最近写爬虫抓取了一下1688网的数据,特写此博客记录一下此次抓取的过程分析
进入1688首页后,输入关键字后进行商品的搜索(这里搜索的是手机)。显示页面如下
检查源码的时候却发现无该商品的信息,查询ajax接口时发现了该数据是如何传输过来的
对响应的数据进行分析发现数据一次性传递二十个商品的数据,在offerList中,包含了商品图片信息,厂家信息,起批量及其起批价格等信息,在此我们就已经获取了商品详情页的大部分信息,在该数据对象中都能够找到。但是我们想抓取评论和成交详情时,却发现没有相关的信息
于是我进一步分析js接口,总于找到了相关的信息,原来是将信息隐藏在了js中
先找到了成交的详情信息,如下
评论的详情页也抓取到了呢,就在rates.json文件中呢,如下
接下来就模拟js发送请求,获得评论的详情信息。
请求url如下:
https://rate.1688.com/remark/offerDetail/rates.json?callback=jQuery17205288144649342565_1596117170400&_input_charset=GBK&offerId=622311787712&page=1&pageSize=15&starLevel=&orderBy=&semanticId=&showStat=1&content=1&t=1596117179370&memberId=b2b-2208236930474a47ee&isNeedInitRate=false
经过自己试验发现,必要参数只有offerId,page,和memberId三个,这里的offerId容易获取,就是该商品url的最后一段数字 如下:
https://detail.1688.com/offer/622311787712.html?spm=a26352.13672862.offerlist.296.68526458UjZwS3
加粗字体就是商品的offerId,page就是需要爬取的页数,剩下的就是这个memberId不知从何下手,但经过自己的努力查找,终于让我捕获到了这个memberId,就在主页面的json数据中,如下图所示
成交信息与评论同样获取即可,接下来便可以拼凑自己的url发起请求了,思路如下:
1.获取总页面数,自己拼凑url发送请求,获取商品数据
2.根据商品数据,向每一个商品发送js请求,获取评论信息(这里需要注意一下,除了url外请求头还需要referer参数,该参数为当前页面的url,在json中也可以获取到,即为detailUrl)
3.开启多线程进行爬取
4.解析出自己需要的商品信息和对应多少页码的评论
5.该方法为js接口抓取,实测有效,但需要很多高可用的IP进行切换爬取,不然会被防爬识别,进而需要登录验证
代码如下(代码并未爬取完全,需要爬取完全需要自己更改需要爬取的商品数据,代码中有做注释哦!)
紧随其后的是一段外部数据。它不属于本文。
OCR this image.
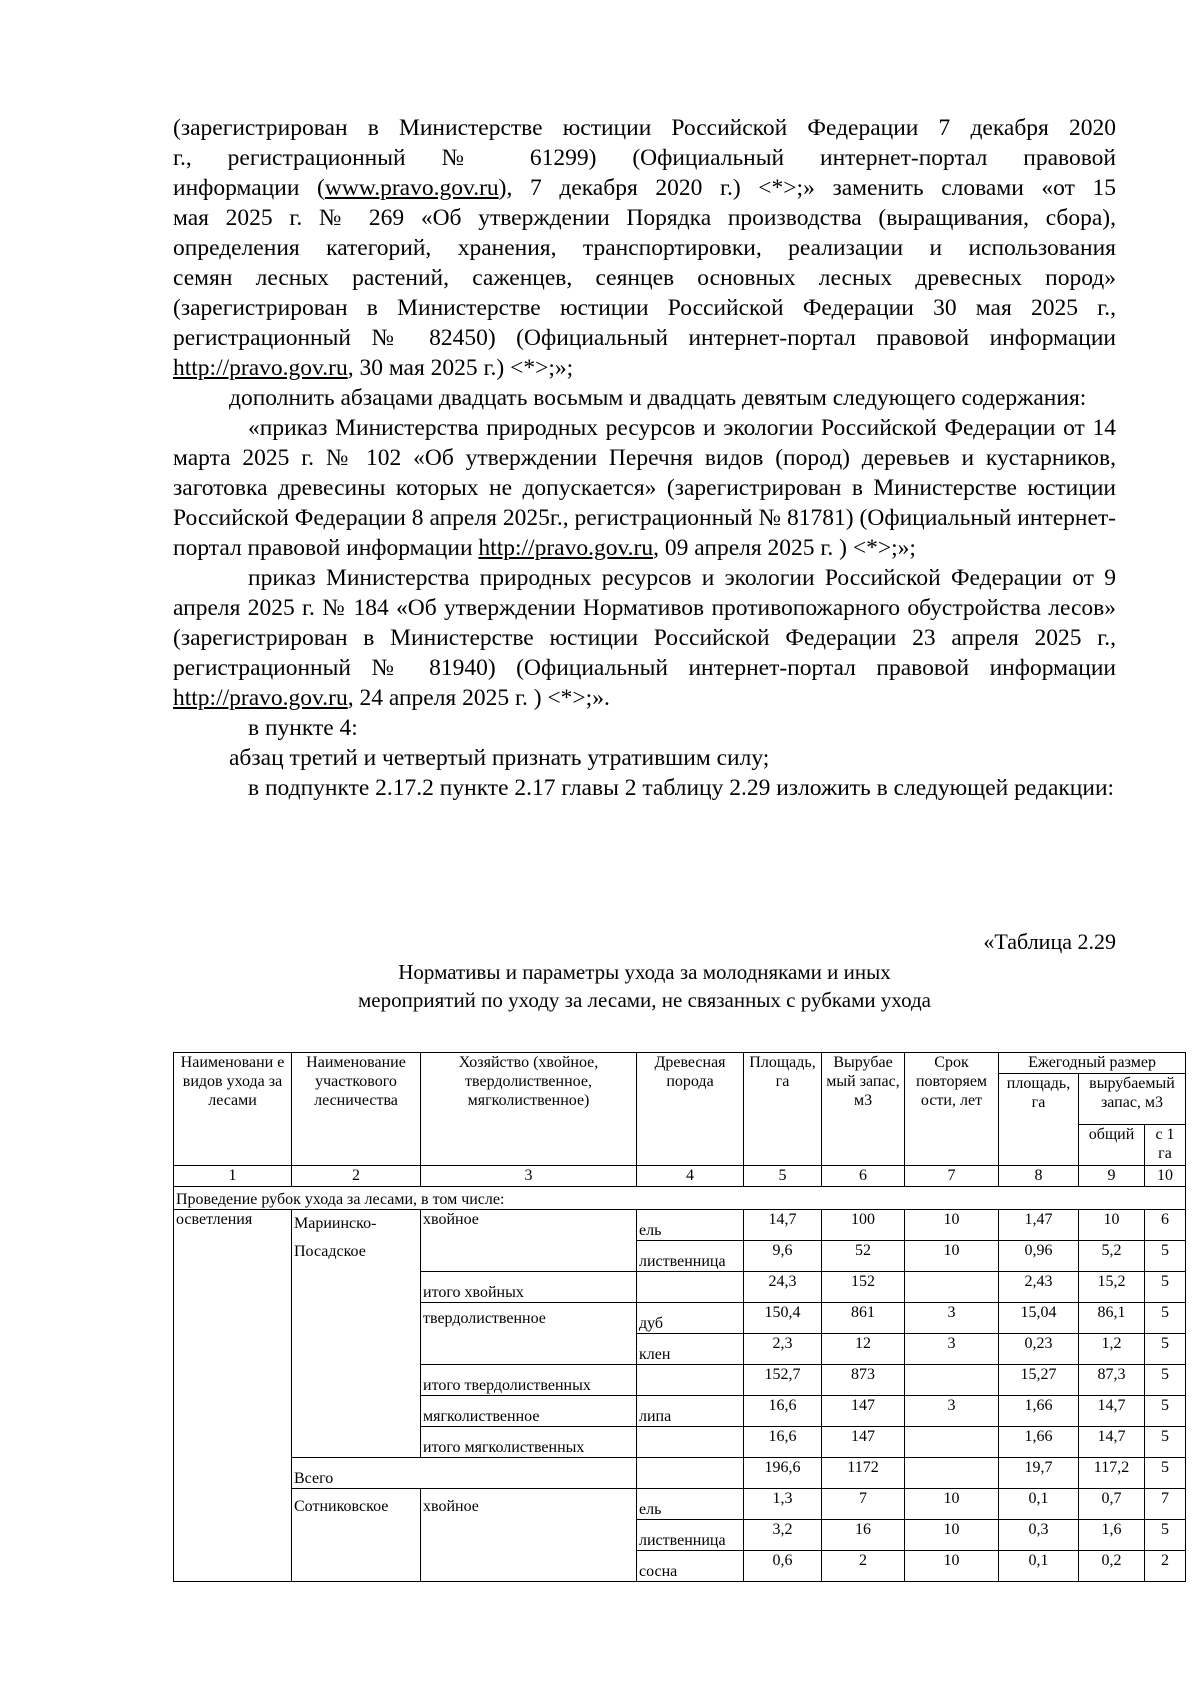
(зарегистрирован в Министерстве юстиции Российской Федерации 7 декабря 2020

г., регистрационный № 61299) (Официальный интернет-портал правовой

информации (www.pravo.gov.ru), 7 декабря 2020 г.) <*>;» заменить словами «от 15

мая 2025 г. № 269 «Об утверждении Порядка производства (выращивания, сбора),

определения категорий, хранения, транспортировки, реализации и использования

семян лесных растений, саженцев, сеянцев основных лесных древесных пород»

(зарегистрирован в Министерстве юстиции Российской Федерации 30 мая 2025 г.,

регистрационный № 82450) (Официальный интернет-портал правовой информации

http://pravo.gov.ru, 30 мая 2025 г.) <*>;»;

дополнить абзацами двадцать восьмым и двадцать девятым следующего содержания:

«приказ Министерства природных ресурсов и экологии Российской Федерации от 14 марта 2025 г. № 102 «Об утверждении Перечня видов (пород) деревьев и кустарников, заготовка древесины которых не допускается» (зарегистрирован в Министерстве юстиции Российской Федерации 8 апреля 2025г., регистрационный № 81781) (Официальный интернет-портал правовой информации http://pravo.gov.ru, 09 апреля 2025 г. ) <*>;»;

приказ Министерства природных ресурсов и экологии Российской Федерации от 9 апреля 2025 г. № 184 «Об утверждении Нормативов противопожарного обустройства лесов» (зарегистрирован в Министерстве юстиции Российской Федерации 23 апреля 2025 г., регистрационный № 81940) (Официальный интернет-портал правовой информации http://pravo.gov.ru, 24 апреля 2025 г. ) <*>;».

в пункте 4:

абзац третий и четвертый признать утратившим силу;

в подпункте 2.17.2 пункте 2.17 главы 2 таблицу 2.29 изложить в следующей редакции:

«Таблица 2.29
Нормативы и параметры ухода за молодняками и иных
мероприятий по уходу за лесами, не связанных с рубками ухода
Наименовани е видов ухода за лесами	Наименование участкового лесничества	Хозяйство (хвойное, твердолиственное, мягколиственное)	Древесная порода	Площадь, га	Вырубае мый запас, м3	Срок повторяем ости, лет	Ежегодный размер		
							площадь, га	вырубаемый запас, м3	
								общий	с 1 га
1	2	3	4	5	6	7	8	9	10
Проведение рубок ухода за лесами, в том числе:									
осветления	Мариинско-Посадское	хвойное	ель	14,7	100	10	1,47	10	6
			лиственница	9,6	52	10	0,96	5,2	5
		итого хвойных		24,3	152		2,43	15,2	5
		твердолиственное	дуб	150,4	861	3	15,04	86,1	5
			клен	2,3	12	3	0,23	1,2	5
		итого твердолиственных		152,7	873		15,27	87,3	5
		мягколиственное	липа	16,6	147	3	1,66	14,7	5
		итого мягколиственных		16,6	147		1,66	14,7	5
	Всего			196,6	1172		19,7	117,2	5
	Сотниковское	хвойное	ель	1,3	7	10	0,1	0,7	7
			лиственница	3,2	16	10	0,3	1,6	5
			сосна	0,6	2	10	0,1	0,2	2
from selenium import webdriver
from selenium.webdriver.support.wait import WebDriverWait
from selenium.webdriver.support import expected_conditions as EC
from selenium.webdriver.common.by import By
import time
from urllib.parse import urlencode
import requests
import json
def open_html(url, send_msgs_dict):
send_key = send_msgs_dict['send_key']
broswer = webdriver.Chrome()
wait = WebDriverWait(broswer,50)
broswer.get(url)
input = wait.until(
EC.presence_of_element_located((By.ID,'home-header-searchbox'))
)
input.clear()
input.send_keys(send_key)
button = wait.until(
EC.element_to_be_clickable((By.XPATH,'//*[@id="app"]/div/div[3]/section/div[2]/div/div/div/form/fieldset/div/div[2]/button'))
)
button.click()
url = broswer.current_url
time.sleep(2)
broswer.close()
return url
def ajax_get(r_url,send_msgs_dict,pages,ua):
print('正在获取页面接口......')
r_text_obj_list = []
lis = r_url.split('?')[1].split('&')
dic = {}
for i in lis:
dic[i.split('=')[0]] = i.split('=')[1]
keywords = dic['keywords']
del dic['keywords']
url = "https://search.1688.com/service/marketOfferResultViewService?"
parmeter = {
'sortType' : send_msgs_dict['send_type'], #(综合,成交额,价格)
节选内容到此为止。